Team Lead, Applied Research and Modeling
Centers for Disease Control and Prevention
Using existing surveillance data, we present a method for assessing the impact of influenza vaccination where impact is defined as either the number of averted outcomes or as the prevented disease fraction (the number of cases estimated to have been averted relative to the number of cases that would have occurred in the absence of vaccination).
We estimated that during our 6-year study period, the number of influenza illnesses averted by vaccination ranged from a low of approximately 1.1 million (95% confidence interval (CI) 0.6-1.7 million) during the 2006-2007 season to a high of 5 million (CI 2.9-8.6 million) during the 2010-2011 season while the number of averted hospitalizations ranged from a low of 7,700 (CI 3,700-14,100) in 2009-2010 to a high of 40,400 (CI 20,800-73,000) in 2010-2011. Prevented fractions varied across age groups and over time. The highest prevented fraction in the study period was observed in 2010-2011, reflecting the post-pandemic expansion of vaccination coverage.

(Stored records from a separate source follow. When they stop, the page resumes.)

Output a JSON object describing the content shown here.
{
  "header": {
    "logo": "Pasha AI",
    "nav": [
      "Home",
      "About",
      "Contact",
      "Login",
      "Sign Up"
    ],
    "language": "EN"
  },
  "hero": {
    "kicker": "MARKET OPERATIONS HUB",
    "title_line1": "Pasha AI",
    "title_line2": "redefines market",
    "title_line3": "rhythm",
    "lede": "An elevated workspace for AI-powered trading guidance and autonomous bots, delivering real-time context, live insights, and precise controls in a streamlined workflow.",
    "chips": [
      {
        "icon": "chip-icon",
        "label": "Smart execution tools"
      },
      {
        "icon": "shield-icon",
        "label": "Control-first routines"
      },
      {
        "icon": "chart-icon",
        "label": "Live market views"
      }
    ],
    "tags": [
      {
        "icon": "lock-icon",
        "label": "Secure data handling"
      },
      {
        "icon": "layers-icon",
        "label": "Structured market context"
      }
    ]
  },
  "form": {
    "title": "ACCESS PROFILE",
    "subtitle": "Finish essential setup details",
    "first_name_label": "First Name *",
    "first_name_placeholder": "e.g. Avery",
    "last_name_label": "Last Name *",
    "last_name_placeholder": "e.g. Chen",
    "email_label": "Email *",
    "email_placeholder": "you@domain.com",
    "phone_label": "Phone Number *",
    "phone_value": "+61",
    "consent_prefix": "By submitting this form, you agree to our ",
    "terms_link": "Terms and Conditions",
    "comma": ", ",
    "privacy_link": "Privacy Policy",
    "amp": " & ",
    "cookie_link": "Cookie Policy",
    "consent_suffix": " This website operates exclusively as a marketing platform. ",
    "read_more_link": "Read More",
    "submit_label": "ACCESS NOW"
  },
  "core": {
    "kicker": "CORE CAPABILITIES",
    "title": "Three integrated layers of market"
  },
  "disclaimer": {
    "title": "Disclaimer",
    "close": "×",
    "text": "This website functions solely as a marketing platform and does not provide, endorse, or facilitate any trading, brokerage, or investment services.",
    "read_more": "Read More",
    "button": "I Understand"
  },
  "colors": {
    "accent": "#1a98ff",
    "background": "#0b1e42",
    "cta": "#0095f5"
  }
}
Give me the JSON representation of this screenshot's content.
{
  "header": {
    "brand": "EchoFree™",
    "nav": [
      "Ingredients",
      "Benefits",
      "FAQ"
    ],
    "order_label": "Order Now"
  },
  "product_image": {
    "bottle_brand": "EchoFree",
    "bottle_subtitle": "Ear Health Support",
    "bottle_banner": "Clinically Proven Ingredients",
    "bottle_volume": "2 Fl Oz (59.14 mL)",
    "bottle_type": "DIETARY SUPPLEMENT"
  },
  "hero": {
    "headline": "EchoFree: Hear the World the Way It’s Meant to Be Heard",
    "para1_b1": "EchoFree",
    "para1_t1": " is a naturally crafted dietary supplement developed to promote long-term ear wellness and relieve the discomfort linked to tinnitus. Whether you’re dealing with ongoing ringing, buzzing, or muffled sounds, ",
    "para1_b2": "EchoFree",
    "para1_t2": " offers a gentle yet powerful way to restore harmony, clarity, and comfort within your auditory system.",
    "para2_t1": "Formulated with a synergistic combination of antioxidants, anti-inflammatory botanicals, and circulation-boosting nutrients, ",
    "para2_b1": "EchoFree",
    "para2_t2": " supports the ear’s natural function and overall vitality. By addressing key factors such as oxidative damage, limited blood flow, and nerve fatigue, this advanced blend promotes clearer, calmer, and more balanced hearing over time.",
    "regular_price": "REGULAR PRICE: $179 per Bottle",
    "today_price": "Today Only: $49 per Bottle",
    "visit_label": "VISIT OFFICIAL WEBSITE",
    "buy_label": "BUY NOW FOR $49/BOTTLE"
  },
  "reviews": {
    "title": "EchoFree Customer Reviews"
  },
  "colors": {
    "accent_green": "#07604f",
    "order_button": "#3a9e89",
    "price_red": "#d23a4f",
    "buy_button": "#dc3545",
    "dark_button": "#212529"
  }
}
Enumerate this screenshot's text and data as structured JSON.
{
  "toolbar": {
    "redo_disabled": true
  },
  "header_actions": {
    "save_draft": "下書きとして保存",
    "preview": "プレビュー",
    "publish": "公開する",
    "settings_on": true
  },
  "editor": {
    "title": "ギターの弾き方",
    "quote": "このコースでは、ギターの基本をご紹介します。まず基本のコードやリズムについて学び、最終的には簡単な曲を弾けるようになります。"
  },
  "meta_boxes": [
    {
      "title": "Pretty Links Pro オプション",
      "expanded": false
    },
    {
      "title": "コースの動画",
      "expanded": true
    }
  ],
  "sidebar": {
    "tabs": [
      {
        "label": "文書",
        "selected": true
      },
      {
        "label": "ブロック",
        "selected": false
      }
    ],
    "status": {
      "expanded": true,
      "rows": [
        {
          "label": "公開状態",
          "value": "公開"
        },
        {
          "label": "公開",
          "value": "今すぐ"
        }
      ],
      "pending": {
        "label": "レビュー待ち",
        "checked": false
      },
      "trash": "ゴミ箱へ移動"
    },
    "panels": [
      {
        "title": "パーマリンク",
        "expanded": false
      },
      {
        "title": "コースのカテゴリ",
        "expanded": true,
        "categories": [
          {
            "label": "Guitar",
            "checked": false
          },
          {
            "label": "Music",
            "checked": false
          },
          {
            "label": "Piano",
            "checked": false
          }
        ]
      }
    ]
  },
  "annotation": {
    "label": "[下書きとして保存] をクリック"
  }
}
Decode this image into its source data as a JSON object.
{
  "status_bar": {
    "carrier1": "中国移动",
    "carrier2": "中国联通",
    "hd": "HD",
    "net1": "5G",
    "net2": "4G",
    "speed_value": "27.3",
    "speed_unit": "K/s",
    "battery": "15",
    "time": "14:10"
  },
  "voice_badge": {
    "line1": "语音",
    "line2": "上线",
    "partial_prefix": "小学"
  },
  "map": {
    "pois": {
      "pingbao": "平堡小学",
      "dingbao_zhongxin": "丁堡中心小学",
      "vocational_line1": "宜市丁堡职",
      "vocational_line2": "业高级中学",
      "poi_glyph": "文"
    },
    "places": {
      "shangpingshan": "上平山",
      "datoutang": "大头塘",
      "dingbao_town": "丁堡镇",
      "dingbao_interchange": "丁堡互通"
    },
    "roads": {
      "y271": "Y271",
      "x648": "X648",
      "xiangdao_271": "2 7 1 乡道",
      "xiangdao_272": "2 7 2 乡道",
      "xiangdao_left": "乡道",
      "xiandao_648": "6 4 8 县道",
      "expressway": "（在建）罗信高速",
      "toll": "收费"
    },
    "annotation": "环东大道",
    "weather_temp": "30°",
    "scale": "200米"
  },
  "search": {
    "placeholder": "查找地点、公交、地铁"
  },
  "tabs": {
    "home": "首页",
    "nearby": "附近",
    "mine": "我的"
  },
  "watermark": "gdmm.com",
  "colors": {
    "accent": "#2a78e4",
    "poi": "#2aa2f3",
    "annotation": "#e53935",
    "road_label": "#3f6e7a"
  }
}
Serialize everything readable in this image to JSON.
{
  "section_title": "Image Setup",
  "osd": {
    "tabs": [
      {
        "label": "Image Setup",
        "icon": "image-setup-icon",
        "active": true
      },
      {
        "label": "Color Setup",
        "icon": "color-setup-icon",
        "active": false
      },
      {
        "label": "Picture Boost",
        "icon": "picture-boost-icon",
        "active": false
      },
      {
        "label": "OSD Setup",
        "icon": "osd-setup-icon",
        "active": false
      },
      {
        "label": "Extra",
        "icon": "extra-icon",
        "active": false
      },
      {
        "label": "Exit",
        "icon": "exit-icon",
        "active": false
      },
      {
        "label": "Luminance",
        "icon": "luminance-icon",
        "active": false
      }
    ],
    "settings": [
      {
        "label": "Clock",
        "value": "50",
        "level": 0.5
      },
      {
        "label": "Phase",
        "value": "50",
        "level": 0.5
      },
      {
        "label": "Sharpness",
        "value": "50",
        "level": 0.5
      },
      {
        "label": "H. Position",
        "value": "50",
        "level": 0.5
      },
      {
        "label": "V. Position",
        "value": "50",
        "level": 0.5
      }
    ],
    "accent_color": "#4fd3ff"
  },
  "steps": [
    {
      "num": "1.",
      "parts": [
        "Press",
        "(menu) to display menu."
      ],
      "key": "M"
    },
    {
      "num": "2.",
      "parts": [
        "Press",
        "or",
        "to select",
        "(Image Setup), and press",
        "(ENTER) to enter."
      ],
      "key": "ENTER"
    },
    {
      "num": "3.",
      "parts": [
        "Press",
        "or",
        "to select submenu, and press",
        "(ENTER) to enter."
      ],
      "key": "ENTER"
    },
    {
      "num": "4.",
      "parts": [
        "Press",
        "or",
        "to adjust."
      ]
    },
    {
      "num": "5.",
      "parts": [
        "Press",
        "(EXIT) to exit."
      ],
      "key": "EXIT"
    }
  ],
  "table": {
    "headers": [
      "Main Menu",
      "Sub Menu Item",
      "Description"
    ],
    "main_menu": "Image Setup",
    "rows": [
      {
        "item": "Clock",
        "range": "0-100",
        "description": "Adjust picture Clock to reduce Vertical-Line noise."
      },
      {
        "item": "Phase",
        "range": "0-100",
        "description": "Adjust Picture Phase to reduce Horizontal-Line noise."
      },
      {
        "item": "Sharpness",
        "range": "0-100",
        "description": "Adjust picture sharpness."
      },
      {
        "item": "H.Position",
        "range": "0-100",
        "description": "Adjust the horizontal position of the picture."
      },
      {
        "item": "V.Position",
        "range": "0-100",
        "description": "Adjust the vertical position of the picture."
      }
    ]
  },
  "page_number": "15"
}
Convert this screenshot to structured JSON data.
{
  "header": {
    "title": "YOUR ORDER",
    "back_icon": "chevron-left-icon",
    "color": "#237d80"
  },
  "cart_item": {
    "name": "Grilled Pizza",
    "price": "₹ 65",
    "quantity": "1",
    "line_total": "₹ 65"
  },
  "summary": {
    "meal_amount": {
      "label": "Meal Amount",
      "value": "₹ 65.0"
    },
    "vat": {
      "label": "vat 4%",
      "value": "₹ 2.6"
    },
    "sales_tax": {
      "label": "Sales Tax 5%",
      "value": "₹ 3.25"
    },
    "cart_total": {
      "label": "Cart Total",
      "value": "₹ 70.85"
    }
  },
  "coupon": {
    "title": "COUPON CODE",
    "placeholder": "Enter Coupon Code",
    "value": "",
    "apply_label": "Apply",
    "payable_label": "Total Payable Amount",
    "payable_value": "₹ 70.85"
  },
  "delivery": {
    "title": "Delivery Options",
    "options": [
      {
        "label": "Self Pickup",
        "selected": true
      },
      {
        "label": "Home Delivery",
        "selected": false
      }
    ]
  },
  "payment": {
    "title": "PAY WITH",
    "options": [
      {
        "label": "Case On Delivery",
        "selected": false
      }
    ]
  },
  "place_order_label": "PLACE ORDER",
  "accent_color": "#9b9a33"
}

The goal of influenza vaccination programs is to reduce influenza-associated disease outcomes. Therefore, estimating the reduced burden of influenza as a result of vaccination over time and by age group would allow for a clear understanding of the value of influenza vaccines in the US, and of areas where improvements could lead to greatest benefits.
To estimate the direct effect of influenza vaccination in the US in terms of averted number of cases, medically-attended cases, and hospitalizations over six recent influenza seasons.
Influenza vaccination programs in the US produce a substantial health benefit in terms of averted cases, clinic visits and hospitalizations. Our results underscore the potential for additional disease prevention through increased vaccination coverage, particularly among nonelderly adults, and increased vaccine effectiveness, particularly among the elderly.